Stillman, from upstate NY, originally had wanted to pursue a career as a fine artist but abandoned that after scathing criticism by Ruskin caused him to fall into a hysterical spell, including temporary loss of eyesight. He switched to photography - yet his painter's eye imbues or informs his very fine photographs. Stillman himself didn't consider photography on a par with fine art, and his photographs were sometimes published in albums as "travelogues" of sorts - records of journeys to areas that might have been considered dangerous or exotic in their time (before the era of mass travel). His photographs are fastidiously composed, and he took great care in selecting vantage points at which to set up his clunky photographic equipment - given that photography was still a nascent medium in his day.

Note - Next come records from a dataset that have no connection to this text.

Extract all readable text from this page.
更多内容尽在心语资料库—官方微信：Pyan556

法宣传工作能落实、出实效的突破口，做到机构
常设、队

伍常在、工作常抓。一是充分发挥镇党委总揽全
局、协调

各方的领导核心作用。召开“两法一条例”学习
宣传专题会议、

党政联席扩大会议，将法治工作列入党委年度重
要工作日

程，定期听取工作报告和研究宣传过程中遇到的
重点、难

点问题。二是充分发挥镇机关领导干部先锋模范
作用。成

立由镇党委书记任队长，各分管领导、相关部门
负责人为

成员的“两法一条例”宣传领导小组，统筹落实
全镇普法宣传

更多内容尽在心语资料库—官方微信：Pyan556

The photos of the Athenian Acropolis - which he photographed twice within a 20 year period - are exceptional. The first set includes the Frankish tower, which was demolished in the 1870s. Stillman created the same photographs about 12 years later - both sets of photos were used in a published portfolio of Acropolis photographs. The interesting thing about these Acropolis photos is that the premises had apparently not yet been "cleaned up" that is, debris, parts of masonry, and sculpture, were still scattered about - probably exactly where they had been deposited after the Venetian bombardment of the hill in 1683. Who knows how many blocks, how much debris and/or sculpture fragments were carted off for recycling as building materials, once the Parthenon was blown up and then burnt? The remaining skeletal structure in these photos is still fire-blackened from the 17th C fire, that followed the explosion of the gunpowder that was stored in the Parthenon once it exploded following a direct hit by a Venetian shell. By the time the photos were taken, Elgin had already removed a major part of the Greek cultural patrimony from the hill, especially from the Parthenon - England's pillaging of the Acropolis, with the cooperation of the occupying Turks - had taken place in the first 20 years of the 19th C, 50 years before Stillman's initial set of Acropolis photographs (of 1869). http://ancient-greece.org/history/acr...

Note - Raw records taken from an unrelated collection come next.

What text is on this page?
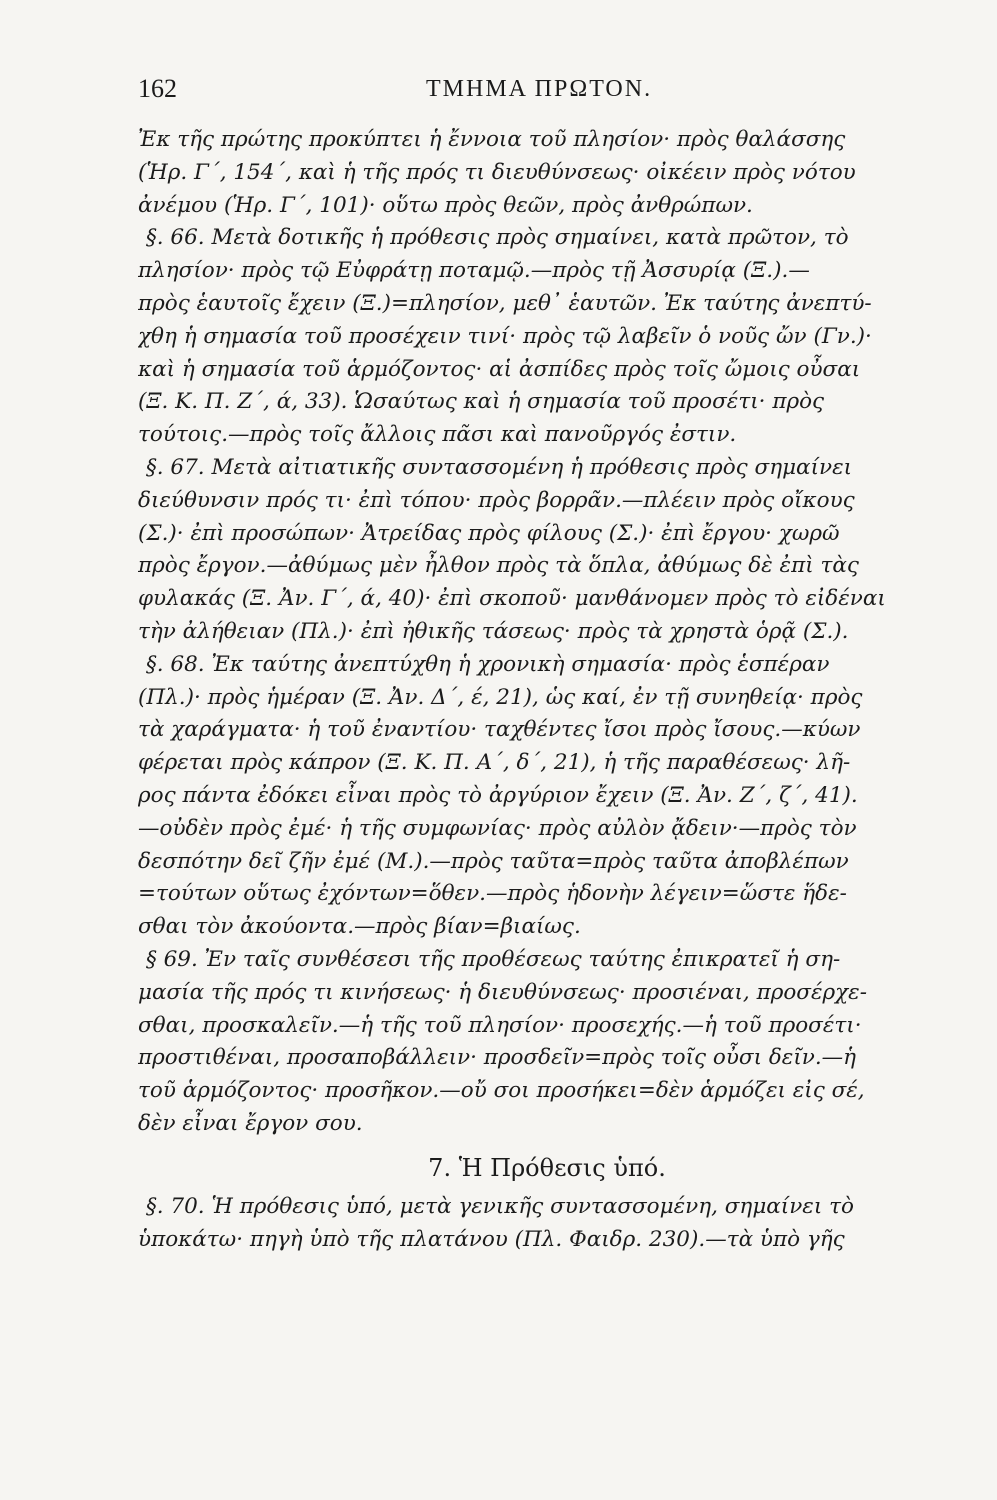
162	ΤΜΗΜΑ ΠΡΩΤΟΝ.
Ἐκ τῆς πρώτης προκύπτει ἡ ἔννοια τοῦ πλησίον· πρὸς θαλάσσης
(Ἡρ. Γ΄, 154΄, καὶ ἡ τῆς πρός τι διευθύνσεως· οἰκέειν πρὸς νότου
ἀνέμου (Ἡρ. Γ΄, 101)· οὕτω πρὸς θεῶν, πρὸς ἀνθρώπων.
§. 66. Μετὰ δοτικῆς ἡ πρόθεσις πρὸς σημαίνει, κατὰ πρῶτον, τὸ
πλησίον· πρὸς τῷ Εὐφράτῃ ποταμῷ.—πρὸς τῇ Ἀσσυρίᾳ (Ξ.).—
πρὸς ἑαυτοῖς ἔχειν (Ξ.)=πλησίον, μεθ᾽ ἑαυτῶν. Ἐκ ταύτης ἀνεπτύ-
χθη ἡ σημασία τοῦ προσέχειν τινί· πρὸς τῷ λαβεῖν ὁ νοῦς ὤν (Γν.)·
καὶ ἡ σημασία τοῦ ἁρμόζοντος· αἱ ἀσπίδες πρὸς τοῖς ὤμοις οὖσαι
(Ξ. Κ. Π. Ζ΄, ά, 33). Ὡσαύτως καὶ ἡ σημασία τοῦ προσέτι· πρὸς
τούτοις.—πρὸς τοῖς ἄλλοις πᾶσι καὶ πανοῦργός ἐστιν.
§. 67. Μετὰ αἰτιατικῆς συντασσομένη ἡ πρόθεσις πρὸς σημαίνει
διεύθυνσιν πρός τι· ἐπὶ τόπου· πρὸς βορρᾶν.—πλέειν πρὸς οἴκους
(Σ.)· ἐπὶ προσώπων· Ἀτρείδας πρὸς φίλους (Σ.)· ἐπὶ ἔργου· χωρῶ
πρὸς ἔργον.—ἀθύμως μὲν ἦλθον πρὸς τὰ ὅπλα, ἀθύμως δὲ ἐπὶ τὰς
φυλακάς (Ξ. Ἀν. Γ΄, ά, 40)· ἐπὶ σκοποῦ· μανθάνομεν πρὸς τὸ εἰδέναι
τὴν ἀλήθειαν (Πλ.)· ἐπὶ ἠθικῆς τάσεως· πρὸς τὰ χρηστὰ ὁρᾷ (Σ.).
§. 68. Ἐκ ταύτης ἀνεπτύχθη ἡ χρονικὴ σημασία· πρὸς ἑσπέραν
(Πλ.)· πρὸς ἡμέραν (Ξ. Ἀν. Δ΄, έ, 21), ὡς καί, ἐν τῇ συνηθείᾳ· πρὸς
τὰ χαράγματα· ἡ τοῦ ἐναντίου· ταχθέντες ἴσοι πρὸς ἴσους.—κύων
φέρεται πρὸς κάπρον (Ξ. Κ. Π. Α΄, δ΄, 21), ἡ τῆς παραθέσεως· λῆ-
ρος πάντα ἐδόκει εἶναι πρὸς τὸ ἀργύριον ἔχειν (Ξ. Ἀν. Ζ΄, ζ΄, 41).
—οὐδὲν πρὸς ἐμέ· ἡ τῆς συμφωνίας· πρὸς αὐλὸν ᾄδειν·—πρὸς τὸν
δεσπότην δεῖ ζῆν ἐμέ (Μ.).—πρὸς ταῦτα=πρὸς ταῦτα ἀποβλέπων
=τούτων οὕτως ἐχόντων=ὅθεν.—πρὸς ἡδονὴν λέγειν=ὥστε ἥδε-
σθαι τὸν ἀκούοντα.—πρὸς βίαν=βιαίως.
§ 69. Ἐν ταῖς συνθέσεσι τῆς προθέσεως ταύτης ἐπικρατεῖ ἡ ση-
μασία τῆς πρός τι κινήσεως· ἡ διευθύνσεως· προσιέναι, προσέρχε-
σθαι, προσκαλεῖν.—ἡ τῆς τοῦ πλησίον· προσεχής.—ἡ τοῦ προσέτι·
προστιθέναι, προσαποβάλλειν· προσδεῖν=πρὸς τοῖς οὖσι δεῖν.—ἡ
τοῦ ἁρμόζοντος· προσῆκον.—οὔ σοι προσήκει=δὲν ἁρμόζει εἰς σέ,
δὲν εἶναι ἔργον σου.
7. Ἡ Πρόθεσις ὑπό.
§. 70. Ἡ πρόθεσις ὑπό, μετὰ γενικῆς συντασσομένη, σημαίνει τὸ
ὑποκάτω· πηγὴ ὑπὸ τῆς πλατάνου (Πλ. Φαιδρ. 230).—τὰ ὑπὸ γῆς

There are three interesting essays about Stillman and the photographs included in the volume; Stillman had a rather tumultuous life - probably the most interesting aspect of the essays are the critiques of the photos. These are photographs of timelessness - including the photos of landscapes and forests; even though there are photos of Rome and one or two photos of Cretan harbor scenes, there are usually churches, temples, or mosques in every photograph - except the American photographs, which are mostly of landscapes, with a series taken in Cambridge, Mass., that includes a photograph of Harvard Yard, and a couple of rural-looking mostly deserted Cambridge streets. These contemplative photographs obviously took a long time to plan and produce; at the dawn of photography, the photographic process perhaps led to careful planning and thinking about the recorded image, definitely the opposite of today's ubiquitous digital snap-shots/selfies/etc. Also, the black and white photos - which artificially constrict the range of tonality and perhaps enhance contrast, making for more striking "graphic" images - unless a photographer today deliberately seeks out and bucks the color photography norm, the velvety blackness of these photos, wherein green hillsides dotted with wildflowers appear as white stippled shades of black - themselves, as patterns of black and white, are powerful in and of themselves. Stillman obtained minute detail from the foreground into the distance - refracted through the gradations of black, white, and grey - the photos are both detailed historic records of 19th C scenes and monuments, they are also carefully composed works of art (despite what Stillman thought of photography).

I would recommend this book to anyone who may be interested in the history of photography as an art form (despite what Stillman himself thought of photography), anyone who is interested in Athens, the Acropolis, as well as landscape & architectural photography.